The average UK home peaked at £190,000 in September 2007 and is now 142 per cent higher, at £270,000.

The 10 slowest areas to recover were all in the North of England, which has since a recent price boom as priced-out southerners look further afield for more affordable, spacious homes.

London and its commuter towns accounted for the nine fastest areas to recover, all rebounding within five years of the crash and well surpassing previous price highs.

St Albans was the second fastest to recover, followed by Oxford, Cambridge, Woking and Guildford.
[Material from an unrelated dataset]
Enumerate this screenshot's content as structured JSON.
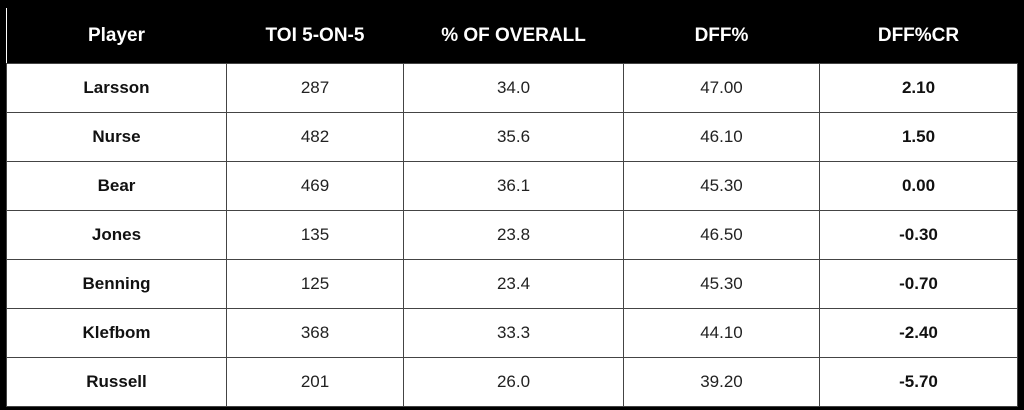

Windsor and Maidenhead, Chichester and Brighton all also recovered in five years or less.

Ross Nichols, co-founder of home setup service Just Move In, said: “The housing market has exploded over the past year, but it’s sobering to think it’s taken 14 years for every part of the country’s property prices to recover to the levels they were before the 2008 crash.

“Hartlepool and Durham are the last two parts of the country to hit that level, while Blackpool and Middlesbrough only recovered in the previous month.

“There’s a North-South divide when it comes to the recovery, with London and other southern cities bouncing back quickly, while northern areas are still lagging behind.”

North-South house price divide set to narrow

The most recent forecast from Savills suggested this trend will change over the next five years.

The estate agent predicts that the north-south house price divide is set to close, with prices expected to rise 18.8 per cent in the North West and Yorkshire and Humber, compared with 5.6 per cent in London.

“Given where we are in the housing market cycle, the north-south divide in house prices looks set to close further over the next five years,” said Lawrence Bowles, director of residential research at Savills.

“There remains more of an affordability cushion beyond London and the South., The Government’s levelling-up agenda has the potential to accelerate a rebalancing of the market, but only if it gains meaningful traction.”

“The potential for price growth looks more constrained in the London mainstream market (+2% predicted in 2022), which has become increasingly confined to more affluent households.

“This reflects the extent to which London prices became dislocated from the rest of the UK housing market through strong price growth from 2005 to 2016, something so pronounced it is expected to still limit price growth across large parts of the capital a decade later.”

The Savills forecast says London house prices will be buoyed by the capital’s prime market.

Separate research from property analysts LonRes showed buyers spent a record-breaking £11.6 billion on prime London property in 2021, a result of a new emphasis on bigger and more expensive houses.

Marcus Dixon, head of research at LonRes said: “In 2021 buyers bought bigger and spent more. Total property spend exceeded £11.6 billion in 2021, the highest annual spend since LonRes records began in 2000. Over half this total went on houses. The value of houses sold topped £6.1 billion in 2021, 26 per cent higher than the previous record spend in 2014.